One desirable property of a hash function is that conversion from the hash value (typically 32 bits) to a bucket index for a particular-size hash table can be done simply by masking, preserving only the lower k bits for a table of size 2k (an operation equivalent to computing the hash value modulo the table size). This property enables the technique of incremental doubling of the size of the hash table - each bucket in the old table maps to only two in the new table. Because of its use of XOR-folding, the FNV hash does not have this property. Some older hashes are even worse, requiring table sizes to be a prime number rather than a power of two, again computing the bucket index as the hash value modulo the table size. In general, such a requirement is a sign of a fundamentally weak function; using a prime table size is a poor substitute for using a stronger function.

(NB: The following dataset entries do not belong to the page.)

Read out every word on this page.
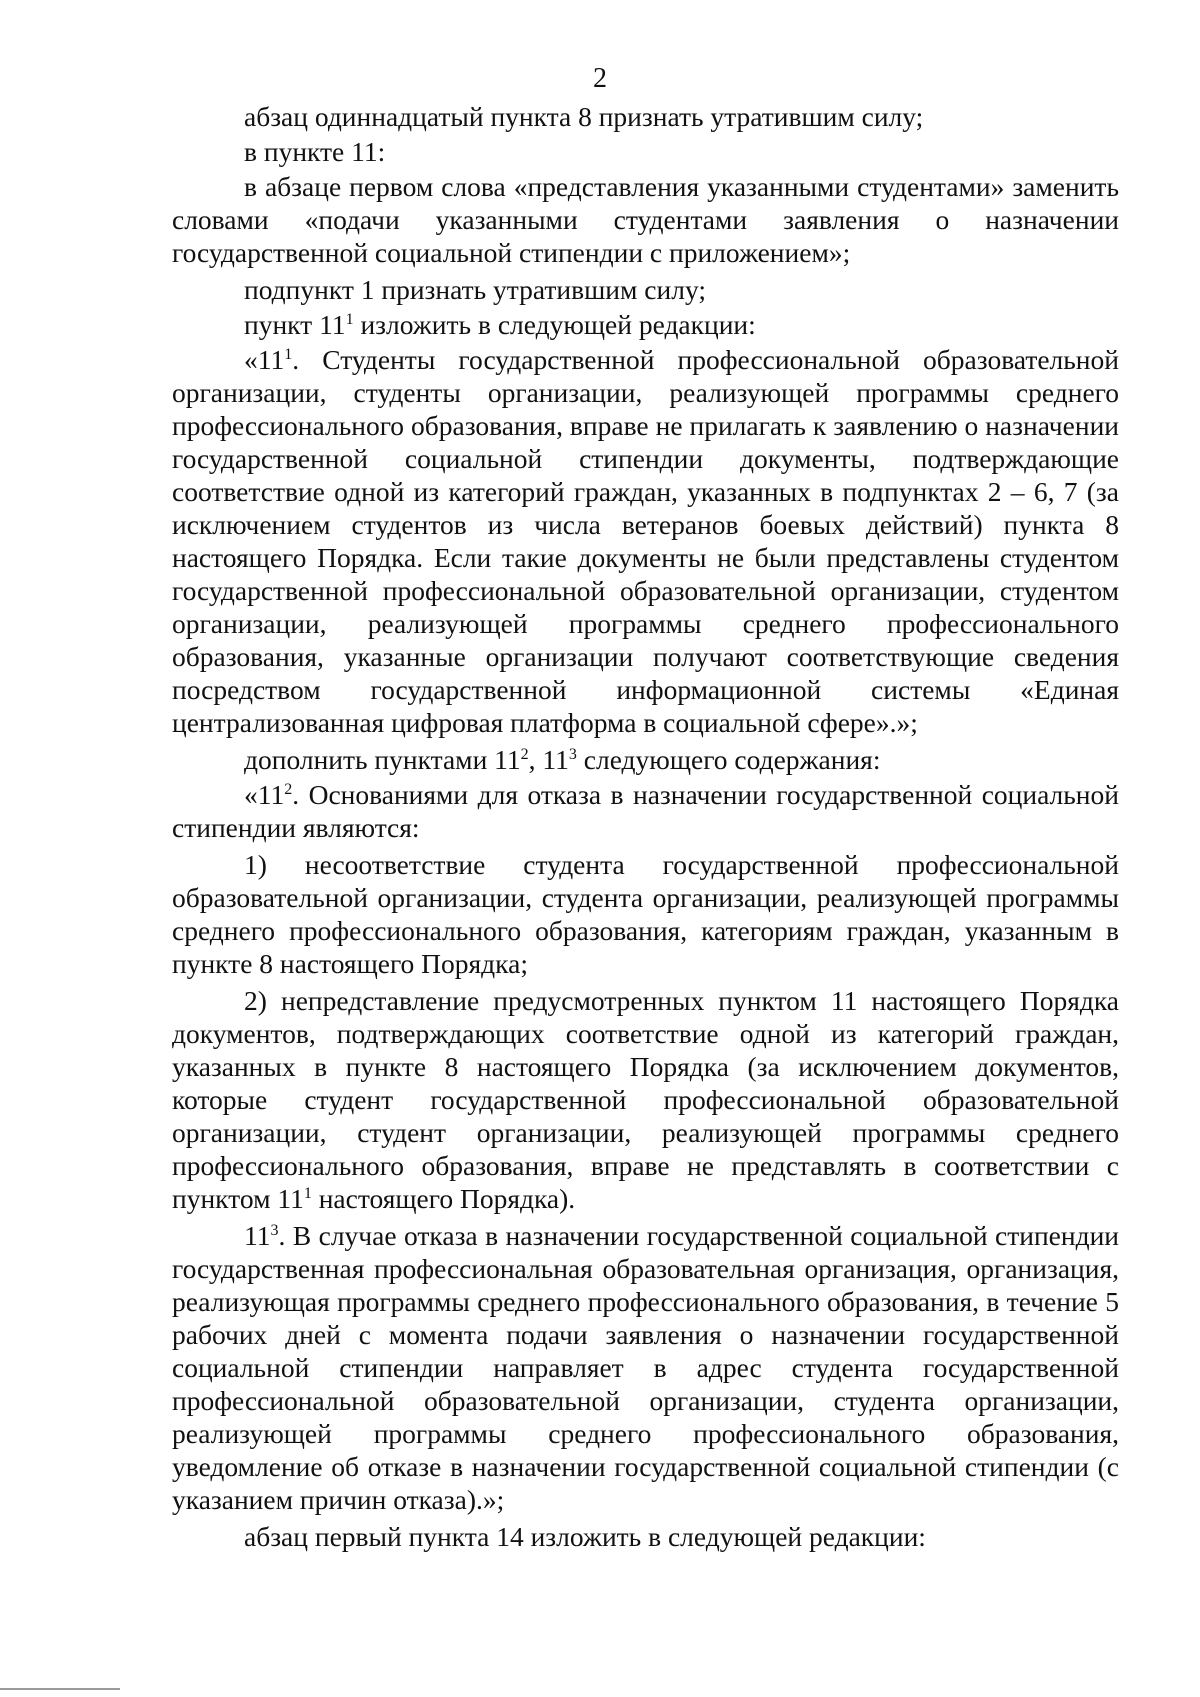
2

абзац одиннадцатый пункта 8 признать утратившим силу;

в пункте 11:

в абзаце первом слова «представления указанными студентами» заменить словами «подачи указанными студентами заявления о назначении государственной социальной стипендии с приложением»;

подпункт 1 признать утратившим силу;

пункт $11^1$ изложить в следующей редакции:

«$11^1$. Студенты государственной профессиональной образовательной организации, студенты организации, реализующей программы среднего профессионального образования, вправе не прилагать к заявлению о назначении государственной социальной стипендии документы, подтверждающие соответствие одной из категорий граждан, указанных в подпунктах 2 – 6, 7 (за исключением студентов из числа ветеранов боевых действий) пункта 8 настоящего Порядка. Если такие документы не были представлены студентом государственной профессиональной образовательной организации, студентом организации, реализующей программы среднего профессионального образования, указанные организации получают соответствующие сведения посредством государственной информационной системы «Единая централизованная цифровая платформа в социальной сфере».»;

дополнить пунктами $11^2$, $11^3$ следующего содержания:

«$11^2$. Основаниями для отказа в назначении государственной социальной стипендии являются:

1) несоответствие студента государственной профессиональной образовательной организации, студента организации, реализующей программы среднего профессионального образования, категориям граждан, указанным в пункте 8 настоящего Порядка;

2) непредставление предусмотренных пунктом 11 настоящего Порядка документов, подтверждающих соответствие одной из категорий граждан, указанных в пункте 8 настоящего Порядка (за исключением документов, которые студент государственной профессиональной образовательной организации, студент организации, реализующей программы среднего профессионального образования, вправе не представлять в соответствии с пунктом $11^1$ настоящего Порядка).

$11^3$. В случае отказа в назначении государственной социальной стипендии государственная профессиональная образовательная организация, организация, реализующая программы среднего профессионального образования, в течение 5 рабочих дней с момента подачи заявления о назначении государственной социальной стипендии направляет в адрес студента государственной профессиональной образовательной организации, студента организации, реализующей программы среднего профессионального образования, уведомление об отказе в назначении государственной социальной стипендии (с указанием причин отказа).»;

абзац первый пункта 14 изложить в следующей редакции:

Although hash table lookups use constant time on average, the time spent can be significant. Evaluating a good hash function can be a slow operation. In particular, if simple array indexing can be used instead, this is usually faster.
Hash tables in general exhibit poor locality of reference—that is, the data to be accessed is distributed seemingly at random in memory. Because hash tables cause access patterns that jump around, this can trigger microprocessor cache misses that cause long delays. Compact data structures such as arrays, searched with linear search, may be faster if the table is relatively small and keys are cheap to compare, such as with simple integer keys. According to Moore's Law, cache sizes are growing exponentially and so what is considered "small" may be increasing. The optimal performance point varies from system to system.
More significantly, hash tables are more difficult and error-prone to write and use. Hash tables require the design of an effective hash function for each key type, which in some situations is more difficult and time-consuming to design and debug than the simple comparison function required for a self-balancing binary search tree. In open-addressed hash tables it is fairly easy to create a poor hash function.
Additionally, in some applications, a black hat with knowledge of the hash function may be able to supply information to a hash which creates worst-case behavior by causing excessive collisions, resulting in very poor performance (i.e., a denial of service attack). In critical applications, either universal hashing can be used or a data structure with better worst-case guarantees may be preferable. For details, see Crosby and Wallach's Denial of Service via Algorithmic Complexity Attacks.